This is truly strange.
Circuit Court Judge Charles E. Poston ordered an immediate removal of the website May4thCounts.com, stating that other legal action “is not adequate under the particular circumstances of this case.”
Circuit Court Judge Charles E. Poston reconsidered the day-old motion without legal prompting and concluded “that the temporary injunction should not have been granted.”
GoDaddy took the site down when it got the first order.
It’s not back up yet. GoDaddy is quoted as saying it’s waiting for a copy of the new court order before it restores it. (Follow the “Yesterday” link above for a link to the site.)
Now, I’m still learning my way around local politics and I’m not in Norfolk (though it’s right next door), so I don’t know beans about either Mr. Burfoot or the website, but, unless the site was actually slanderous, the judge probably got it right the second time.
In the United States, what with the first amendment and all, slander, defamation, and libel are extremely difficult to prove.
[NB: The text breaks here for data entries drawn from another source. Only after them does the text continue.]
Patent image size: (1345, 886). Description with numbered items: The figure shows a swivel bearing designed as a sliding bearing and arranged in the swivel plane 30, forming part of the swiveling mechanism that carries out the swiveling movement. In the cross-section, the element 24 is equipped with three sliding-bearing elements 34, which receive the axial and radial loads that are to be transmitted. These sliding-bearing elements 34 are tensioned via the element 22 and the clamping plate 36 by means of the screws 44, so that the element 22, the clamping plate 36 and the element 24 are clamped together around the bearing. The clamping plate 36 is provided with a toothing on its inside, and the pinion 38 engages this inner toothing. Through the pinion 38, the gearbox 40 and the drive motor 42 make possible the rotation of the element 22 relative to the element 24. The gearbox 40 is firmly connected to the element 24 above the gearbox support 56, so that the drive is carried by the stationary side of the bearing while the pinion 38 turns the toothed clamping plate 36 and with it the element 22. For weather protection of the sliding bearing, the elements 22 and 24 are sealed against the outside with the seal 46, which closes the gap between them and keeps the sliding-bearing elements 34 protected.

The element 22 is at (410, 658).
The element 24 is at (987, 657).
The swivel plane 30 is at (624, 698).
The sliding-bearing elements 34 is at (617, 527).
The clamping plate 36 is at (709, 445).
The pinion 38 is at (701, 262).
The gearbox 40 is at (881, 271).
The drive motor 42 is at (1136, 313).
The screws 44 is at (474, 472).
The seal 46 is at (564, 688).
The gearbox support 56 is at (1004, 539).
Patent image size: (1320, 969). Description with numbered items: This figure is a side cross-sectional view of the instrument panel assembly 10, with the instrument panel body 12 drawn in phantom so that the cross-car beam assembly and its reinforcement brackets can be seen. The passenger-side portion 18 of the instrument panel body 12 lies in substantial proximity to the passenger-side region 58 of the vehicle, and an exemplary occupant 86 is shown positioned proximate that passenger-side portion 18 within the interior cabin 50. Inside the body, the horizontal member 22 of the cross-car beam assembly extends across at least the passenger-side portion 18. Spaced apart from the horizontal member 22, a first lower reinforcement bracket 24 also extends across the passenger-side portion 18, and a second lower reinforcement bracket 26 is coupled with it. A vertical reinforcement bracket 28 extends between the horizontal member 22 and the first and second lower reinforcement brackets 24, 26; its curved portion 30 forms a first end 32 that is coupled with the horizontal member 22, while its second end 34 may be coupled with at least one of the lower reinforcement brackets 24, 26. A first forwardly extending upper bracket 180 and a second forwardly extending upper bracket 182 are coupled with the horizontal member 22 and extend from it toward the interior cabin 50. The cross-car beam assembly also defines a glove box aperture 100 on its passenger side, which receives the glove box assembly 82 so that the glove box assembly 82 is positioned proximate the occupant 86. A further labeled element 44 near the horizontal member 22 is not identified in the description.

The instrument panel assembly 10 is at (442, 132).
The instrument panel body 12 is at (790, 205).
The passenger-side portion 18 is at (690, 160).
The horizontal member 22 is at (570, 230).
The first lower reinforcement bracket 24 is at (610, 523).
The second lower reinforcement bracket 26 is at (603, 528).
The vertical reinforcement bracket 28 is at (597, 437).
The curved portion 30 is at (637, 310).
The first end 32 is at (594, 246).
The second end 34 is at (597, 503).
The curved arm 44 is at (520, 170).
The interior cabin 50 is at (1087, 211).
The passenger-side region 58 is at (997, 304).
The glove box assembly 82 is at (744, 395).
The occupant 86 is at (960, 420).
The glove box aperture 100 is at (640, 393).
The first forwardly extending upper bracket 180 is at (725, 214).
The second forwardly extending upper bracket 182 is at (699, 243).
Opinion clearly stated as opinion is normally protected and truth is an absolute defense against any of those charges. That is, if you are convicted of bribery, someone cannot defame, slander, or libel you by pointing out that you take (or pay) bribes because, well, you did.
This is certain: If the site goes back up, it’s going to get far more traffic than it otherwise would have gotten.
(Full disclosure: I use GoDaddy for this site. I cannot fault GoDaddy for complying with a court order. The legal principle is to follow the order first, appeal later.)